Le 28 mai, c’est la Journée mondiale de l’hygiène menstruelle. Un rendez-vous annuel pour sensibiliser, briser les tabous, et mettre en lumière les réalités vécues par des millions de personnes menstruées à travers le monde. Cependant derrière les chiffres et les actions, une question s’impose : et si on allait plus loin ?
Depuis des années, on parle d’hygiène menstruelle. Ce mot, largement utilisé dans les politiques publiques, les campagnes de sensibilisation ou les manuels scolaires, enferme les règles dans un cadre strictement sanitaire et biomédical. Il suggère que les menstruations sont sales, qu’il faut les cacher, les “gérer”. Et si justement, ce vocabulaire perpétuait la honte ? C’est ce que questionne le projet « Sang pour Sang : Uni·e·s pour la dignité », actif dans neuf pays en Afrique, Asie et Caraïbes. il faut changer de narratif. Passer d’un discours basé sur le contrôle des corps à une approche centrée sur la dignité et les droits humains.
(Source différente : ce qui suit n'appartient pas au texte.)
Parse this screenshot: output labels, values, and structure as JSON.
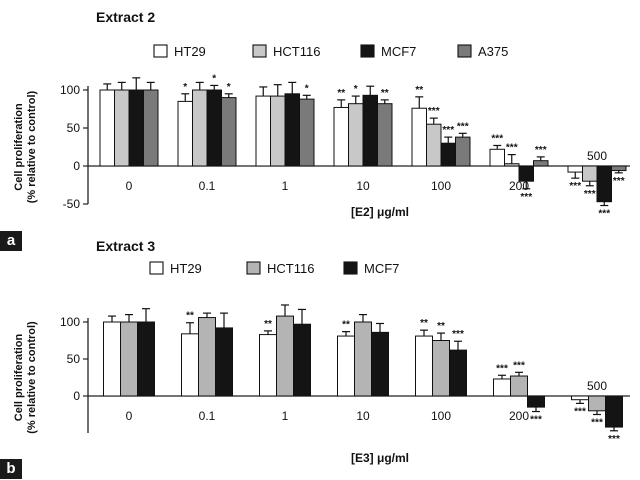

Dans les pays concernés par ce projet piloté par Equipop et l’AFD, 93 % des personnes menstruées déclarent avoir subi au moins une forme de discrimination liée à leurs règles, ce qui est un chiffre alarmant. Derrière lui se cachent des récits d’exclusion, de honte, d’interdits absurdes : ne pas cuisiner, ne pas entrer dans un temple, ne pas aller à l’école. Dans bien des cultures, les menstruations restent synonymes d’impureté, une idée qui traverse les continents, les langues et les normes sociales. Le silence et la stigmatisation nourrissent une honte internalisée, transmise dès l’adolescence, particulièrement chez les filles et les personnes marginalisées.
Ce qu’on appelle “hygiène menstruelle” est en réalité un héritage du patriarcat : une manière de réguler et de contrôler les corps. Les règles deviennent un objet de contrôle social, un marqueur d’infériorité, un tabou qu’il ne faut surtout pas évoquer. Résultat : les personnes menstruées sont souvent réduites au silence, à l’invisibilité, à l’exclusion.
De même, tant que les réponses institutionnelles se limitent à la distribution de produits sans remettre en cause cette logique de honte, rien ne changera durablement, car ce n’est pas qu’une question de serviettes ou de tampons : c’est une question de justice sociale. Il est donc temps de repenser entièrement le traitement des menstruations dans la société. Et cela commence par un mot : dignité. La dignité menstruelle, c’est pouvoir avoir ses règles sans honte, sans peur, sans jugement, avec accès à des informations fiables, des produits surs, des lieux adaptés, dans un climat de respect, d’écoute, et de liberté de choix.
Changer les mots de “serviette hygiénique” à “serviette menstruelle”, de “gestion de l’hygiène” à “prise en compte des besoins dans la dignité” c’est changer de regard. Ce n’est plus une question de propreté, mais de respect, de vécu, de dignité. Et si on parlait enfin de dignité menstruelle ? Brisons les tabous. Changeons les normes. Utilisons les bons mots.